I am designing application for multiple users. Their data (e.g Surname) might change in time. But documents they create should contain their data for moment they created it. For now i am adding new record for any change in user data except those that change password or account expiration. Thus if document record is "signed" with userid e.g. 25 i am getting '25" user data but after he/she changes something , next document will be "signed" with id 26. My concern is that way i am getting alot of "allmost" identical user records. I made unique constraint for fields (userId,Active=true). Is this good approach? Could i make it better ?
What you are looking for is the concept of Event Sourcing (ES). It combines quite well with another great concept - Domain Driven Design (DDD).
In DDD a "thing", which is identified by Id (like User or Account) is called an Entity. State of an Entity changes as a result of processing domain Command (like "ChangeSurnameCommand"). Usually you validate a Command, make some changes to related Entity and persist it to DB. Change itself constitutes an Event (e.g. SurnameChangedEvent).
But instead of storing current state of an Entity in DB, you could store all related Events (e.g. as JSON or XML field). Then an Entity's state - not only current, but for any given moment T - can be calculated as
listOfEvents.foldLeft(InitialState)(applyEvent). I.e. take a list of events, take some initial state, take a function that applies events - and apply them one by one to initial state.
This way you get historical track, can time-travel on an Entity's state, test and debug individual state transitions.
This concept of Event Sourcing comes from business solutions (like accounting) long before computers. But in IT community first pioneers to bring it to us modern developers have been Greg Young and Udi Dahan. You can search YouTube for quite a few great presentations.
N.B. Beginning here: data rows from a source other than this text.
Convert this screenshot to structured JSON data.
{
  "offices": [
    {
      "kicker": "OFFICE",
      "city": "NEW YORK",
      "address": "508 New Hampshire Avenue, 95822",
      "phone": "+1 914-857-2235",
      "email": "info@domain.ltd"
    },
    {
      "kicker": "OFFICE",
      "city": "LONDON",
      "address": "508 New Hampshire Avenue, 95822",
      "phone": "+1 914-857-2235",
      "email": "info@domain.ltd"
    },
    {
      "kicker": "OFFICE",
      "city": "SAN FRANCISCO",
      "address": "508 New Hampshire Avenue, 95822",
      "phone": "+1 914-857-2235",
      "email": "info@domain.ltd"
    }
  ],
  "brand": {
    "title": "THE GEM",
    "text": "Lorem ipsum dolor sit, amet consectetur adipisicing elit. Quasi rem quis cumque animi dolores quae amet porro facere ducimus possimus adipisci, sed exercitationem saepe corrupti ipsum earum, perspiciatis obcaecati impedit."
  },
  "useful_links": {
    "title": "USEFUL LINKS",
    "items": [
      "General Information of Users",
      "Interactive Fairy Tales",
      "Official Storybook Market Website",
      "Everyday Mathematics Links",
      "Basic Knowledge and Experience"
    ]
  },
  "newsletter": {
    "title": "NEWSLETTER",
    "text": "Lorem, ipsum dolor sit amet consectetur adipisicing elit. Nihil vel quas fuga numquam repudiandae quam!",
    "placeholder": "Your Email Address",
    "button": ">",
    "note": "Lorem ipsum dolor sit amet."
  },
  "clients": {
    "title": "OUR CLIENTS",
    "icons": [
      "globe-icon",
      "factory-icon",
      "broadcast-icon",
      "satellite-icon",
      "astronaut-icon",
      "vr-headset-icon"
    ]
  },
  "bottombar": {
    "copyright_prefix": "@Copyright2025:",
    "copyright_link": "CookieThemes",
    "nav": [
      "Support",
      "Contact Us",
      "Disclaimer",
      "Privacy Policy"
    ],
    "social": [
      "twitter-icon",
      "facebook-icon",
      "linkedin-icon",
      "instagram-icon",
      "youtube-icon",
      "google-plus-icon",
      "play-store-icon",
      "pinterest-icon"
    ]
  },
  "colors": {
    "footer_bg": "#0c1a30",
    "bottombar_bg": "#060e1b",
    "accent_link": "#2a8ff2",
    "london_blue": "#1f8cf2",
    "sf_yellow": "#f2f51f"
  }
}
Domain-Driven Design was introduced by Eric Evans almost 15 years ago, and got second breath with combination of microservices, functional programming and event sourcing (and closely related CQRS approach).
As for me, ideal event storage solution is yet to be found. By "ideal" I mean distributed and consistent. Direction of thought here is that there can be one kind of events that are not required to be linearizeable, and another kind which are required. Combined with scalability, distribution and robustness it can get quite interesting. But in simple case Postgres (with its TRANSACTION ISOLATION LEVEL LINEARIZEABLE) would suit well.
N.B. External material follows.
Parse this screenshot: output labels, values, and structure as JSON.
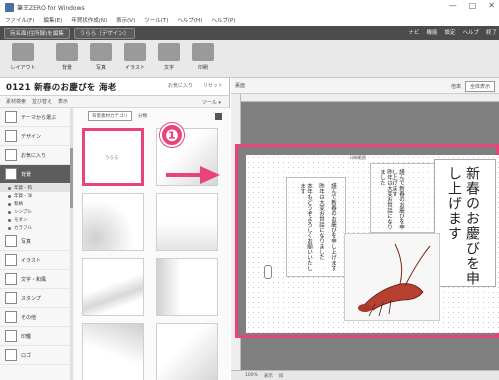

But prior to thinking of storage I recommend to look for presentations on YouTube and dig into the concept a little bit - you'll see if it suits your needs.
After some research i found that problem i described is called Slowly Changing Dimension (SCD) as described in many sources, like wikipedia: Slowly_changing_dimension and mostly used solutions are:
- Type 0: retain original
- Type 1: overwrite
- Type 2: add new row
- Type 3: add new attribute
- Type 4: add history table
- Type 6: hybrid
My current aproach uses hybrid type solution; interestingly
SQL standard SQL:2011 introduces new feature - Temporal Data Support which deals with "historical data" and allows for queries like:
SELECT * FROM customers AS OF SYSTEM TIME TIMESTAMP '2015-01-22' ;
This is described in postgres wiki:
There is also interestting way to achieve this goal given by iTollu by saving data as series of events, wchich might be later "recalculated" to find state at given moment.